Pourquoi les IA choisissent 17 quand on demande un nombre au hasard
D'après Javier Coronado-Blazquez, « Deterministic or probabilistic? The psychology of LLMs as random number generators », préprint arXiv, 27 février 2025, relayé par Numerama
Image : générée (Gemini)
Rédigé à partir de la source originale; chaque fait est vérifié contre le texte source.
À retenir
- La nuance est dans l'article lui-même, et elle est essentielle : la préférence « n'est toutefois pas systématique » et « peut varier selon le modèle, sa version, ses réglages ou l'intervalle demandé ». Le titre du média est plus tranché que son propre texte.
- La démonstration tient en une ligne : en changeant la plage pour 1 à 20, ChatGPT a répondu 13, pas 17. Le média en conclut lui-même que le nombre favori peut varier selon l'intervalle demandé.
- L'explication avancée par le média est humaine. Un sondage en ligne de 2007 auprès de 347 personnes donnait 17 chez près de 18 % des répondants pour la plage 1 à 20, contre 5 % si le tirage avait été uniforme. Numerama précise que ce sondage n'était pas une étude scientifique.
- Une autre piste circule, et le média la borne lui-même : une étude parue dans Nature en 2026 montre qu'un modèle peut transmettre une préférence à un autre par de simples suites de nombres. Mais Numerama écrit que cela ne prouve rien sur le 17.
- Ce que personne ne peut vérifier : Numerama rappelle que les corpus d'entraînement ne sont pas entièrement publics. L'hypothèse du biais humain appris reste donc une hypothèse, pas une conclusion démontrée.
Pourquoi ça compte
Il y a un usage à éviter derrière l'anecdote. Beaucoup de gens demandent à un assistant de tirer un nombre, de désigner un gagnant ou de répartir des équipes. Or, comme l'écrit Numerama, contrairement à une roulette ou à un dé, le modèle attribue à chaque nombre une probabilité tirée de ses données, puis retient une réponse parmi les plus plausibles ; le réglage de température fait varier ce choix sans garantir un véritable tirage au sort. Le préprint que nous avons lu observe de son côté des réponses souvent déterministes, qui changent selon la langue de la consigne.
Chiffre-clé
Dans un sondage en ligne mené en 2007 auprès de 347 personnes, près de 18 % ont choisi le 17 parmi les nombres de 1 à 20, contre 5 % attendus si les réponses avaient été uniformément réparties, selon les chiffres rapportés par Numerama le 24 août 2026, qui précise que ce sondage n'était pas une étude scientifique.
Citation
« Ces biais induisent des régularités prévisibles qui minent tout hasard véritable, les grands modèles de langage ne faisant que reproduire nos propres biais cognitifs humains. » Javier Coronado-Blazquez, préprint arXiv du 27 février 2025 (traduit de l'anglais)
Action concrète
N'utilisez jamais un assistant conversationnel comme générateur de hasard dès qu'une décision doit être défendable : tirage au sort, désignation d'un gagnant, répartition d'équipes, échantillonnage. Servez-vous d'un outil de tirage réel. Et si vous voulez le constater vous-même, posez deux fois la même question en changeant seulement la plage de nombres.
Repères datés
- 2007 - Un sondage en ligne auprès de 347 personnes place déjà le 17 en tête des nombres dits « au hasard » entre 1 et 20.
- 27 février 2025 - Un préprint mesure le comportement de plusieurs modèles priés de produire un nombre au hasard, et conclut à des réponses souvent déterministes.
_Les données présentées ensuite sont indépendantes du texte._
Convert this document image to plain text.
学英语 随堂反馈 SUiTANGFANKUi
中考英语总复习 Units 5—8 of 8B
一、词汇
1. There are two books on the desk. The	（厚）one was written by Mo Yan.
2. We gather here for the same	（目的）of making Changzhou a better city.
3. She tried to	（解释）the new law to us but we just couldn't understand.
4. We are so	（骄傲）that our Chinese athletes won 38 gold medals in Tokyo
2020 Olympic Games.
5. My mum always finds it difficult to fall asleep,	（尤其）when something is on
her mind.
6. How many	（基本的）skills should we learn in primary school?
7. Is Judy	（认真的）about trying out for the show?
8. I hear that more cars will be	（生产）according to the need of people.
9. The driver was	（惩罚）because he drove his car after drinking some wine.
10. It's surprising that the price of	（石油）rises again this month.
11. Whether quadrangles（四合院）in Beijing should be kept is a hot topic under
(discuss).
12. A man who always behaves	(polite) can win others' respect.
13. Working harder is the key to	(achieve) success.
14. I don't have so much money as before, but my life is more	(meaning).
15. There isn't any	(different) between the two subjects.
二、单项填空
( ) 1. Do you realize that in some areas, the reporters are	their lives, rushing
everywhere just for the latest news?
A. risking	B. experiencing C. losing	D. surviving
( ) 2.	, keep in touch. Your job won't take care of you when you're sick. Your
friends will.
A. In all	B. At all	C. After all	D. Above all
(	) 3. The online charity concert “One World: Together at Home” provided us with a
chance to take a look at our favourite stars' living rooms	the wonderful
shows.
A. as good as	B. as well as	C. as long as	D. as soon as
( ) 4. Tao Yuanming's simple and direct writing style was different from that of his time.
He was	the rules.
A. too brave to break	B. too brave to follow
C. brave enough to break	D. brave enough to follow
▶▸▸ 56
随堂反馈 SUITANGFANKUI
- avril 2026 - Une étude parue dans Nature montre qu'un modèle peut transmettre un trait à un autre par des données en apparence sans rapport.
- 24 août 2026 - Numerama publie son propre essai sur quatre assistants et documente la variation selon la plage demandée.
Fondée sur la source originale
Sources
- Javier Coronado-Blazquez, « Deterministic or probabilistic? The psychology of LLMs as random number generators », préprint arXiv, 27 février 2025 : Résumé lu directement le 24 août 2026. Le corps du document, de 31 pages, n'a pas été ouvert : aucun de ses chiffres n'est repris dans cette fiche.
- Cloud et coll., « Language models transmit behavioural traits through hidden signals in data », Nature, 2026 : Référence complète retrouvée par recherche indépendante : Numerama évoque cette étude sans jamais la nommer. La page n'a pas été lue intégralement.